The hypocrisy gets worse. As a ploy to sooth potential public outrage, each of the board members (Coad, Smith, Jim Silva, Tom Wilson and Todd Spitzer) has repeatedly framed a false public-policy choice: health care vs. bankruptcy-debt reduction; or, even more inflammatory, health care vs. law enforcement and more jails. In June, Spitzer said, "It would be reckless and foolish not to make the bankruptcy debt our first priority."

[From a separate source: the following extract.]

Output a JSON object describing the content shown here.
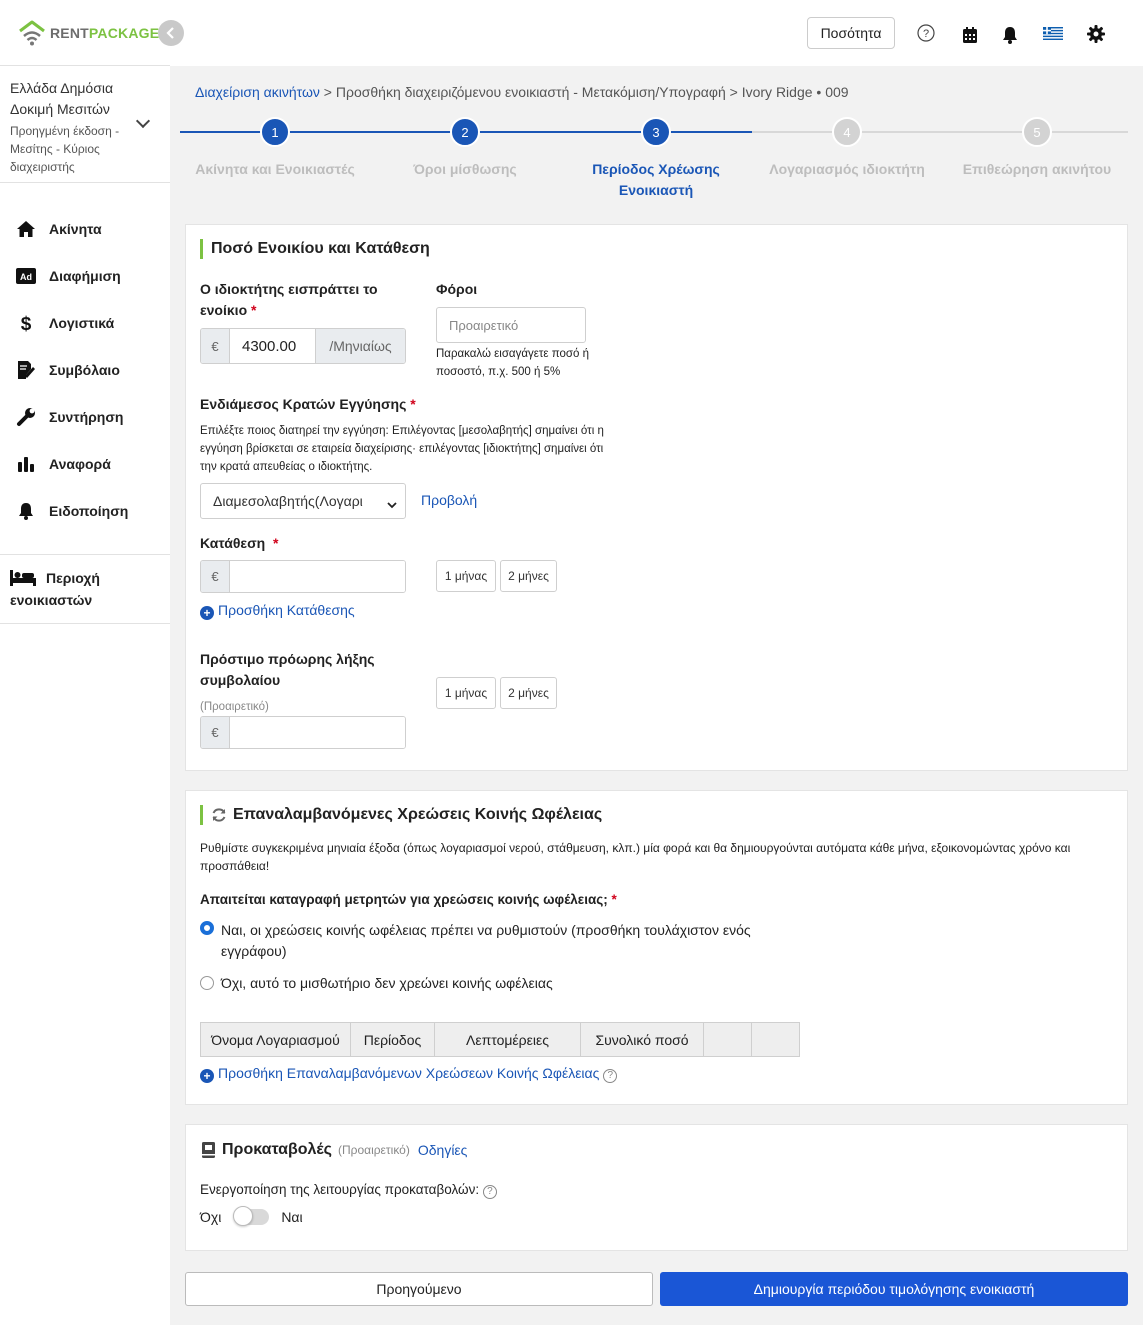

But while Spitzer and his fellow supervisors can't find one additional dollar for health care or to assist the county's poor, the board voted itself generous car allowances and two separate raises totaling $10,000 per year; increased controversial County Executive Officer Jan Mittermeier's annual salary by $20,000 to $160,000 per year; boosted the number of county employees paid more than $100,000 annually by 24 percent; allocated $250,000 to televise their meetings; this year spent $1.5 million on public relations touting the conversion of El Toro Marine Corps Air Station to a commercial airport; dedicated $52 million for routine building maintenance; handed Disneyland and other local tourist-related business as much as $750,000 per year in taxpayer funds for advertising; increased county travel costs by 83 percent to $27 million per year; and, in the past two budgets, doubled employee overtime costs to $20 million.
Most offensively, however, the supervisors found the courage in May to give their largest block of campaign contributors, real-estate developers, a massive 28 percent tax cut on their projects.
Sadly, the true legacy of the bankruptcy is that Orange County's poor likely face the most hostile local government in the nation. Evidence? Consider the federal government's much-talked-about settlement with the tobacco industry. In January, the supervisors will begin receiving $30 million to $38 million annually for the next 25 years as a result of the deal. In theory, the money was won to help communities defray the health-care costs of tobacco-related illnesses. Supervisors in San Diego and Los Angeles counties have already pledged their windfalls ($948 million and $3.3 billion, respectively) to improve public health. Despite the emotional and fact-filled pleadings of numerous speakers at recent board meetings, Orange County supervisors have so far rejected spending one additional dollar from the tobacco windfall on health care. Instead, the supervisors are considering spending the bulk of the money on building jails ($150 million) and further reducing bankruptcy debt ($107 million). Health-care advocates hope to convince the board to change its mind before January, but even political insiders don't like the odds.